Imagine a police officer due to retire at the end of the month and either on light duties or even on leave getting a citation for court. “Ach Sergeant, I can’t be bothered”. Eh no! Not only would the court expect him to obtemper the order, but his senior officers would tell him disciplinary action would follow and fast if he didn’t show up for it.
It wouldn’t only apply to a witness citation but to other requests that were viewed as part of his duties or even just to orders to cover incidents. That isn’t restricted to those in a uniformed organisation. If you’re on the payroll and fit for duties, then whilst efforts will be made to ensure a quiet retiral, core activities will still be expected whoever you work for.

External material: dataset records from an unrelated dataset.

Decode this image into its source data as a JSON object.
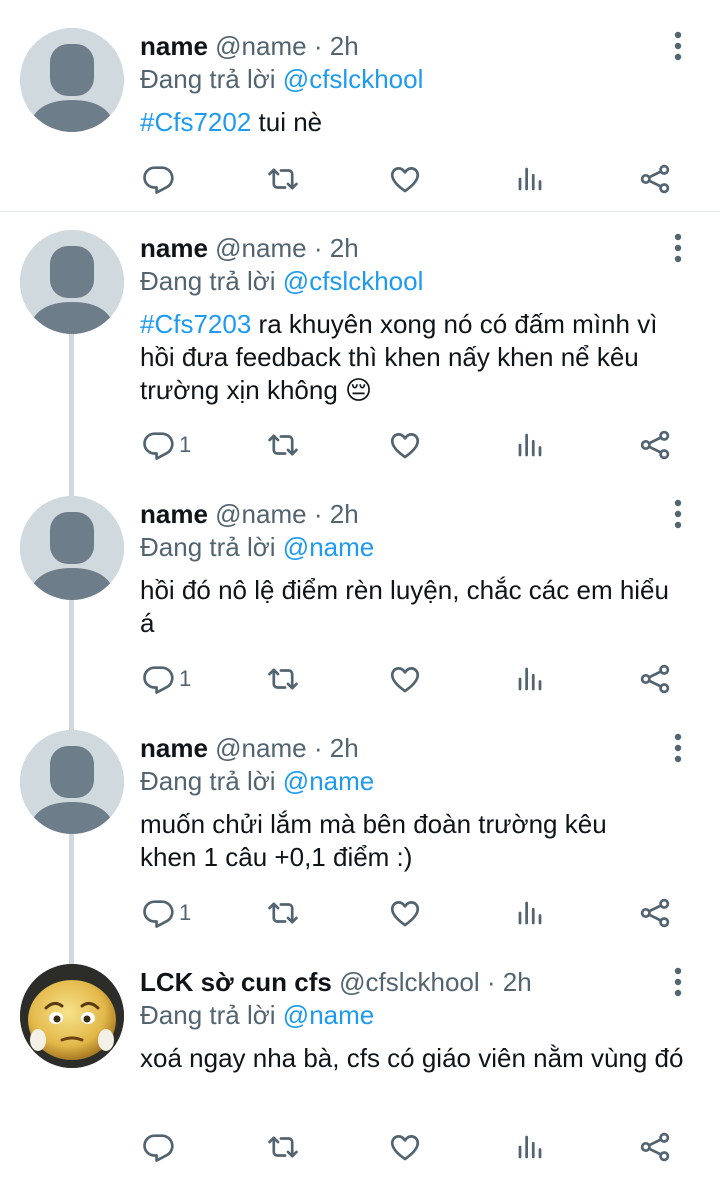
{
  "tweets": [
    {
      "display_name": "name",
      "handle": "@name",
      "dot": "·",
      "time": "2h",
      "replying_label": "Đang trả lời",
      "replying_to": "@cfslckhool",
      "hashtag": "#Cfs7202",
      "text": " tui nè",
      "reply_count": "",
      "avatar_type": "default"
    },
    {
      "display_name": "name",
      "handle": "@name",
      "dot": "·",
      "time": "2h",
      "replying_label": "Đang trả lời",
      "replying_to": "@cfslckhool",
      "hashtag": "#Cfs7203",
      "text": " ra khuyên xong nó có đấm mình vì hồi đưa feedback thì khen nấy khen nể kêu trường xịn không 😔",
      "reply_count": "1",
      "avatar_type": "default"
    },
    {
      "display_name": "name",
      "handle": "@name",
      "dot": "·",
      "time": "2h",
      "replying_label": "Đang trả lời",
      "replying_to": "@name",
      "hashtag": "",
      "text": "hồi đó nô lệ điểm rèn luyện, chắc các em hiểu á",
      "reply_count": "1",
      "avatar_type": "default"
    },
    {
      "display_name": "name",
      "handle": "@name",
      "dot": "·",
      "time": "2h",
      "replying_label": "Đang trả lời",
      "replying_to": "@name",
      "hashtag": "",
      "text": "muốn chửi lắm mà bên đoàn trường kêu khen 1 câu +0,1 điểm :)",
      "reply_count": "1",
      "avatar_type": "default"
    },
    {
      "display_name": "LCK sờ cun cfs",
      "handle": "@cfslckhool",
      "dot": "·",
      "time": "2h",
      "replying_label": "Đang trả lời",
      "replying_to": "@name",
      "hashtag": "",
      "text": "xoá ngay nha bà, cfs có giáo viên nằm vùng đó",
      "reply_count": "",
      "avatar_type": "emoji-face"
    }
  ],
  "icons": {
    "reply": "reply-icon",
    "retweet": "retweet-icon",
    "like": "heart-icon",
    "views": "analytics-icon",
    "share": "share-icon",
    "more": "more-icon"
  },
  "colors": {
    "link": "#1d9bf0",
    "secondary": "#536471",
    "primary": "#0f1419",
    "avatar_bg": "#cfd9de",
    "avatar_fg": "#6e7d8a",
    "thread_line": "#cfd9de"
  }
}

It’s why the refusal by Leslie Evans, as outgoing Permanent Secretary, to attend a Holyrood committee’s not just inexplicable but entirely unacceptable. It’s inconceivable that a lower grade civil servant would be cut such slack. They, as with the police officer, would be told to go or be hauled up before line managers or even more senior beaks.
Evans holds Scotland’s most senior civil service position and where her overview and reflections will be important. No doubt explaining why the committee wishes to hear from her. It should be an opportunity for a debrief about what went right and what went wrong, what needs binned and what should be considered. Quite important you might think? Something as helpful to do as sitting down with her successor to talk through the job, as she sees it.
But not for the Great Lady, she’s just going to lounge at home. Her tenures been far from illustrious, indeed more like lamentable. Running up legal bills and appearing more like a Pantomime Dame in the Salmond enquiry.
If the committee has a backbone, they’ll be upping the pressure and declaring its an order not a polite request. This is disrespectful and entirely out of order. The civil service is better than this and thankfully it’s far better than her.